Government is not thought of as innovative, but when it comes to getting ahold of your hard-earned money, officials can start getting very creative. So creative in fact, that they come up with fantastical policy ideas more fitting for a futuristic dystopia than enactment by state lawmakers.

Connecticut is the latest state to consider such an idea in real-time sales tax collection.

Real-time sales tax collection demands businesses collect sales taxes and remit them to government as transactions happen. This policy is completely divorced from reality, as the way merchants and financial institutions currently process payments does not allow for the instant, detailed calculations real time sales tax collection demands.

Here are a few key reasons why real-time sales tax collection is a really bad policy:

Real-time sales tax collection is a fantasy.

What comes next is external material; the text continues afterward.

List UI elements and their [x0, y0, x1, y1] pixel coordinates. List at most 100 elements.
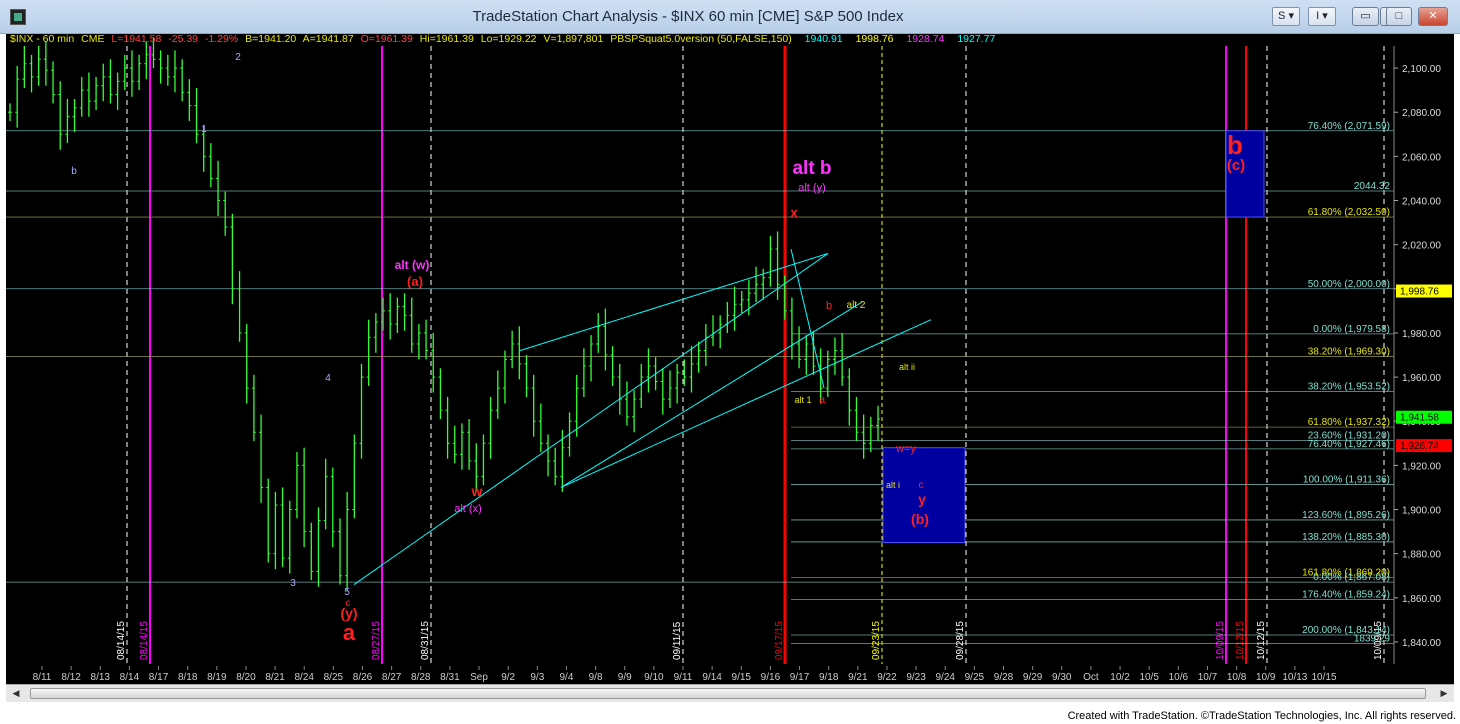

The capability and technology to separate sales tax and remit it directly to government does not exist. Payment processors only get the most basic information needed to approve a sale.

Real-time sales tax collection would impose massive costs.

Demanding real-time sales tax collection means sellers, payment processors, and credit card companies all have to agree upon and create new technology at a massive cost. A study of the impact of such a proposal in Massachusetts estimated costs to be north of $1 billion. That burden would be passed on to consumers. 

Real-time sales tax collection has been rejected multiple times.

Arizona, Missouri, and Massachusetts have examined the concept and given it up. Even a National Conference of State Legislators task force did not recommend it.

Real-time sales tax collection would slow transactions, raise security questions.

There is a web of security measures in place to protect information transmitted in sales transactions, overseen by multiple government agencies. Remitting sales taxes would require more information that would require more security – not to mention waiting for all this to process would be a pain for customers.

The bottom line: this is a misguided policy that will create a tax compliance mess and hurt local businesses and job-creators who are already paying their taxes and complying with the law.

On top of all the negatives, governments would not end up with much additional revenue, if any. Better to leave real-time sales tax in the realm of taxpayers’ futuristic nightmares, and bureaucrats’ wildest dreams.